"AI2 Updates OLMo Model with Dolma 1.7 Dataset Integration"

2024-04-18

Recently, the Allen Institute for Artificial Intelligence (AI2) announced an update to its open language model OLMo 1.7-7B, which has 7 billion parameters. In this update, the AI system has adopted a more extensive and diverse Dolma dataset and made improvements to the training process.


The OLMo model was first released in February this year and is hailed as "a truly open-source, technologically advanced large-scale language model." Its complete framework includes pre-training data, training code, model weights, and evaluation, providing researchers with rich resources.

From Dolma 1.5 to 1.7

This update enables OLMo 1.7-7B to support longer context lengths, expanding from the original 2048 tokens to 4096 tokens. Additionally, due to improvements in the training process and architecture, its performance has significantly improved. In terms of the dataset, AI2 has developed Dolma 1.7, which contains 23 trillion tokens from multiple channels, covering Dolma CC, Refined Web Pages, StarCoder, C4, Stack Exchange, OpenWebMath, Project Gutenberg, Wikipedia, and other domains.

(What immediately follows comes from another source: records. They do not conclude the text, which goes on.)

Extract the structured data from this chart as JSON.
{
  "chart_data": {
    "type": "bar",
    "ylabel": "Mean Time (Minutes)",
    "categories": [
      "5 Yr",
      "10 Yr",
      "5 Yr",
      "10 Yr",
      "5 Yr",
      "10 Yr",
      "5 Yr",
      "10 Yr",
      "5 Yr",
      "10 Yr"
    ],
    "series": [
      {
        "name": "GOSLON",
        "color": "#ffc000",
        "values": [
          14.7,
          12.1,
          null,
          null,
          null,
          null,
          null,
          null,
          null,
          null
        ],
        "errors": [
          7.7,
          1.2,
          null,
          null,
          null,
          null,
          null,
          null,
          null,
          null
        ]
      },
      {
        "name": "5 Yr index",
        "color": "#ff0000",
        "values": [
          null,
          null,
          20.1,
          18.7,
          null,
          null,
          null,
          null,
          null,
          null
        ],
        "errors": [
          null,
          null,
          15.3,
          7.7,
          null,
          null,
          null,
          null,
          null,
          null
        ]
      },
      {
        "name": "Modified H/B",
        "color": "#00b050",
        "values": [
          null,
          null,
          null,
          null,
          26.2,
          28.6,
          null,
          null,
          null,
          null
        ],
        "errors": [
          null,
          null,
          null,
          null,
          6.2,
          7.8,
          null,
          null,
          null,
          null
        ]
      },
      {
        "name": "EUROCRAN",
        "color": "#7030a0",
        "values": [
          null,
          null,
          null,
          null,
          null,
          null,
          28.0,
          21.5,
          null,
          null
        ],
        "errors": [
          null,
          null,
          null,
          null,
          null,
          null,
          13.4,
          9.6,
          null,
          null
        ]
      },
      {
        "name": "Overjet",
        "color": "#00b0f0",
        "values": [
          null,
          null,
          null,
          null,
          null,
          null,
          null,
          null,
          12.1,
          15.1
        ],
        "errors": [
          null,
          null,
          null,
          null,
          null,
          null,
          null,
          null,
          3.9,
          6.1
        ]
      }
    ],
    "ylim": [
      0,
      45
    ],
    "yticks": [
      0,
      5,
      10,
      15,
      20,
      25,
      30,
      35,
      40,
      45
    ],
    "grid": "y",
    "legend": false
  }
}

Compared to the previous Dolma 1.5, the new version has a more diverse data source, aiming to better handle tasks that require professional knowledge, complex reasoning, and coding. Furthermore, Dolma 1.7 provides a more powerful deduplication function, effectively removing entire documents with paragraph-level duplicate scores exceeding the threshold α by calculating the length-normalized average.

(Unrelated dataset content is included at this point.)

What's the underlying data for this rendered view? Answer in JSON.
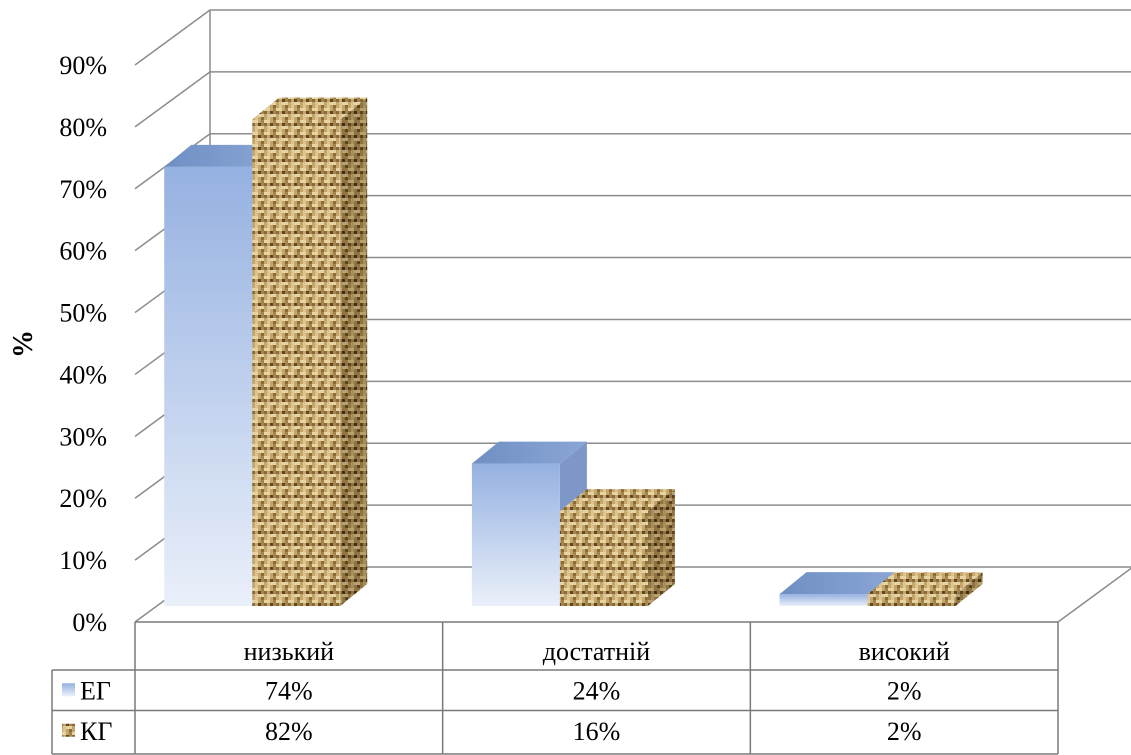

Dolma 1.7 has also been optimized in terms of quality filtering. By utilizing the FastText classifier, the system can distinguish between high-quality and low-quality text. High-quality text is usually well-formatted and covers multiple useful domains required for language model training, such as Wikipedia, small-scale Web RSS feeds, and Semantic Scholar. On the other hand, low-quality text mainly includes adult entertainment and fake news websites. It is reported that the classifier was trained on approximately 25GB of data, ensuring its accuracy and reliability.

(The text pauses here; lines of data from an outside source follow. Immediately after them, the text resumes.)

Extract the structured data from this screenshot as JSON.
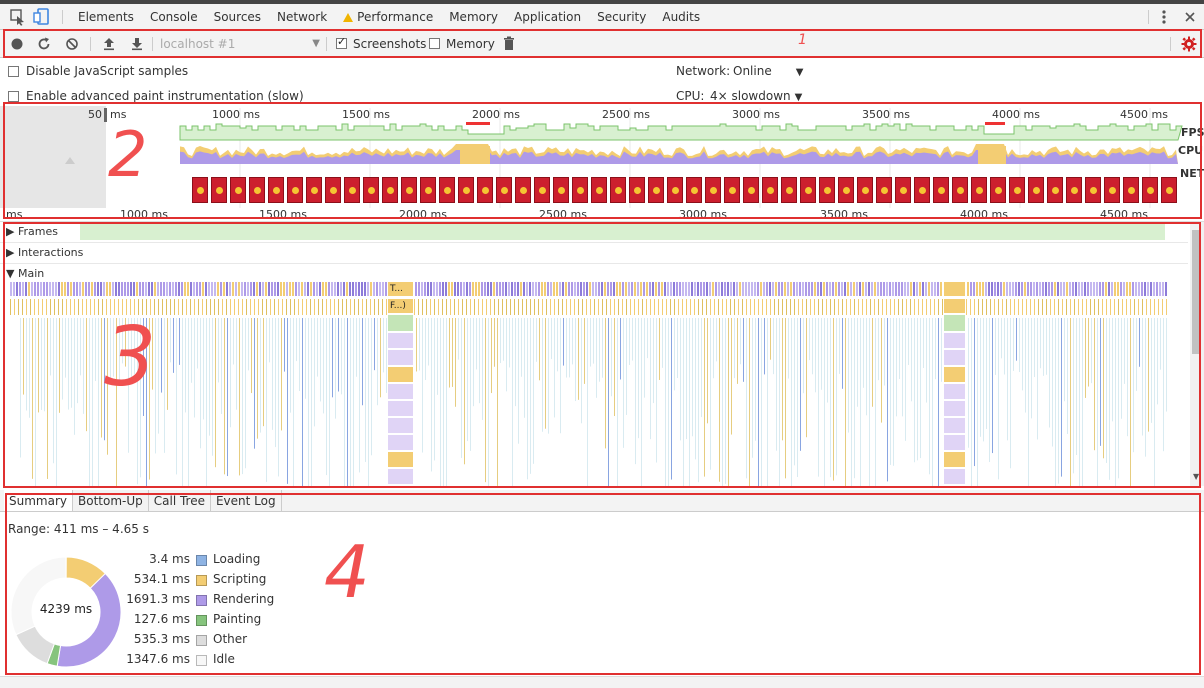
{
  "devtools": {
    "tabs": [
      {
        "label": "Elements"
      },
      {
        "label": "Console"
      },
      {
        "label": "Sources"
      },
      {
        "label": "Network"
      },
      {
        "label": "Performance",
        "warning": true
      },
      {
        "label": "Memory"
      },
      {
        "label": "Application"
      },
      {
        "label": "Security"
      },
      {
        "label": "Audits"
      }
    ],
    "icons": {
      "inspect": "inspect-element-icon",
      "device": "device-toolbar-icon",
      "more": "more-vertical-icon"
    }
  },
  "toolbar": {
    "target": "localhost #1",
    "screenshots_label": "Screenshots",
    "screenshots_checked": true,
    "memory_label": "Memory",
    "memory_checked": false,
    "icons": [
      "record-icon",
      "reload-icon",
      "clear-icon",
      "upload-icon",
      "download-icon",
      "trash-icon",
      "gear-icon"
    ]
  },
  "settings": {
    "disable_js_samples": "Disable JavaScript samples",
    "enable_paint": "Enable advanced paint instrumentation (slow)",
    "network_label": "Network:",
    "network_value": "Online",
    "cpu_label": "CPU:",
    "cpu_value": "4× slowdown"
  },
  "overview": {
    "ruler_ticks": [
      "50",
      "ms",
      "1000 ms",
      "1500 ms",
      "2000 ms",
      "2500 ms",
      "3000 ms",
      "3500 ms",
      "4000 ms",
      "4500 ms"
    ],
    "fps_label": "FPS",
    "cpu_label": "CPU",
    "net_label": "NET",
    "bottom_ticks": [
      "ms",
      "1000 ms",
      "1500 ms",
      "2000 ms",
      "2500 ms",
      "3000 ms",
      "3500 ms",
      "4000 ms",
      "4500 ms"
    ]
  },
  "flame": {
    "tracks": [
      "Frames",
      "Interactions",
      "Main"
    ],
    "task_labels": [
      "T...",
      "F...)"
    ]
  },
  "summary": {
    "tabs": [
      "Summary",
      "Bottom-Up",
      "Call Tree",
      "Event Log"
    ],
    "range": "Range: 411 ms – 4.65 s",
    "total": "4239 ms",
    "items": [
      {
        "value": "3.4 ms",
        "label": "Loading",
        "color": "#8eb3e3",
        "ms": 3.4
      },
      {
        "value": "534.1 ms",
        "label": "Scripting",
        "color": "#f3cd73",
        "ms": 534.1
      },
      {
        "value": "1691.3 ms",
        "label": "Rendering",
        "color": "#ae9ae8",
        "ms": 1691.3
      },
      {
        "value": "127.6 ms",
        "label": "Painting",
        "color": "#86c47d",
        "ms": 127.6
      },
      {
        "value": "535.3 ms",
        "label": "Other",
        "color": "#dddddd",
        "ms": 535.3
      },
      {
        "value": "1347.6 ms",
        "label": "Idle",
        "color": "#f7f7f7",
        "ms": 1347.6
      }
    ]
  },
  "annotations": [
    "1",
    "2",
    "3",
    "4"
  ]
}
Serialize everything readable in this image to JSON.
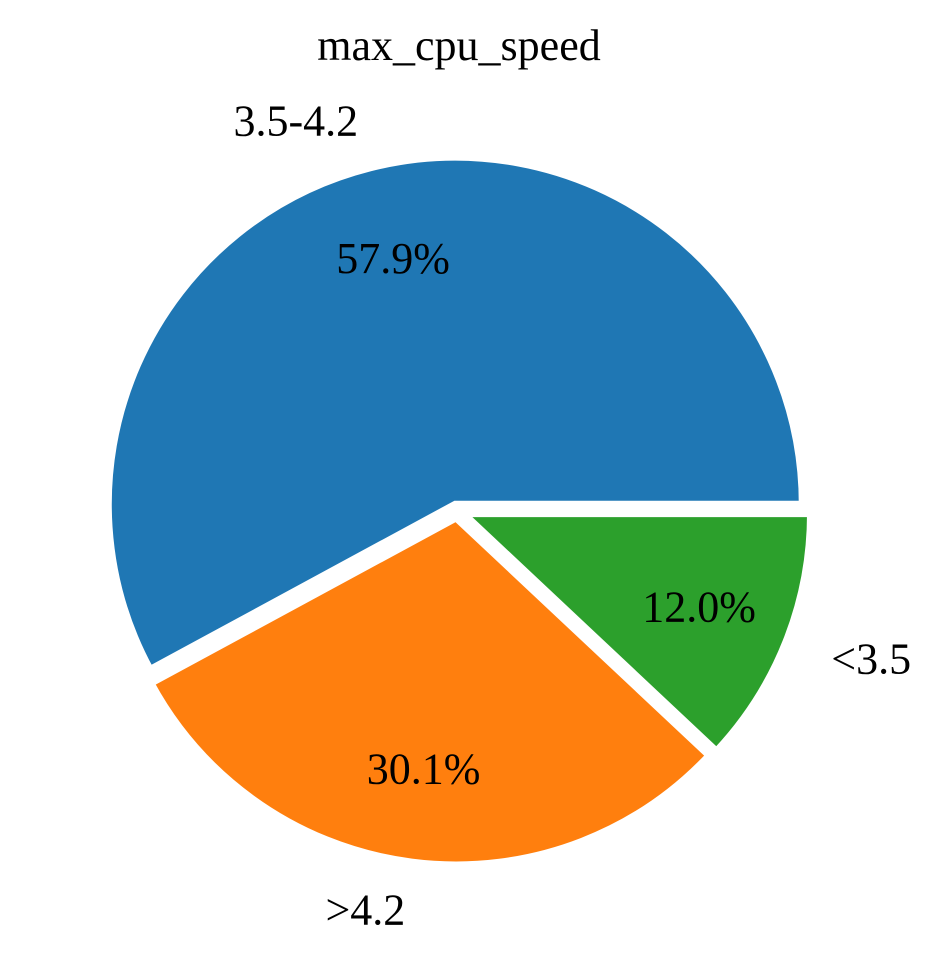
{
  "chart_data": {
    "type": "pie",
    "title": "max_cpu_speed",
    "slices": [
      {
        "label": "3.5-4.2",
        "value": 57.9,
        "pct_label": "57.9%",
        "color": "#1f77b4"
      },
      {
        "label": ">4.2",
        "value": 30.1,
        "pct_label": "30.1%",
        "color": "#ff7f0e"
      },
      {
        "label": "<3.5",
        "value": 12.0,
        "pct_label": "12.0%",
        "color": "#2ca02c"
      }
    ],
    "start_angle_deg": 0,
    "direction": "counterclockwise",
    "exploded": true,
    "legend": "none"
  }
}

In terms of the training process, OLMo 1.7 adopts a brand-new two-stage curriculum. In the first stage, researchers train the model from scratch to ensure the stability of its foundational performance. In the second stage, the model utilizes a filtered subset of Dolma 1.7 for further training, involving an additional 500 billion tokens. Meanwhile, during the training process, the learning rate gradually decreases to 0 to optimize the model's performance.

AI2 states that with these updates, OLMo 1.7-7B has surpassed Llama 2-7B in the MMLU task and outperforms Llama-2-13B in the GSM8K task.

It is worth mentioning that the updated OLMo model is licensed under Apache 2.0, while Dolma 1.7 is licensed under ODC-BY. Currently, both products have been released on the Hugging Face platform for researchers and developers to use.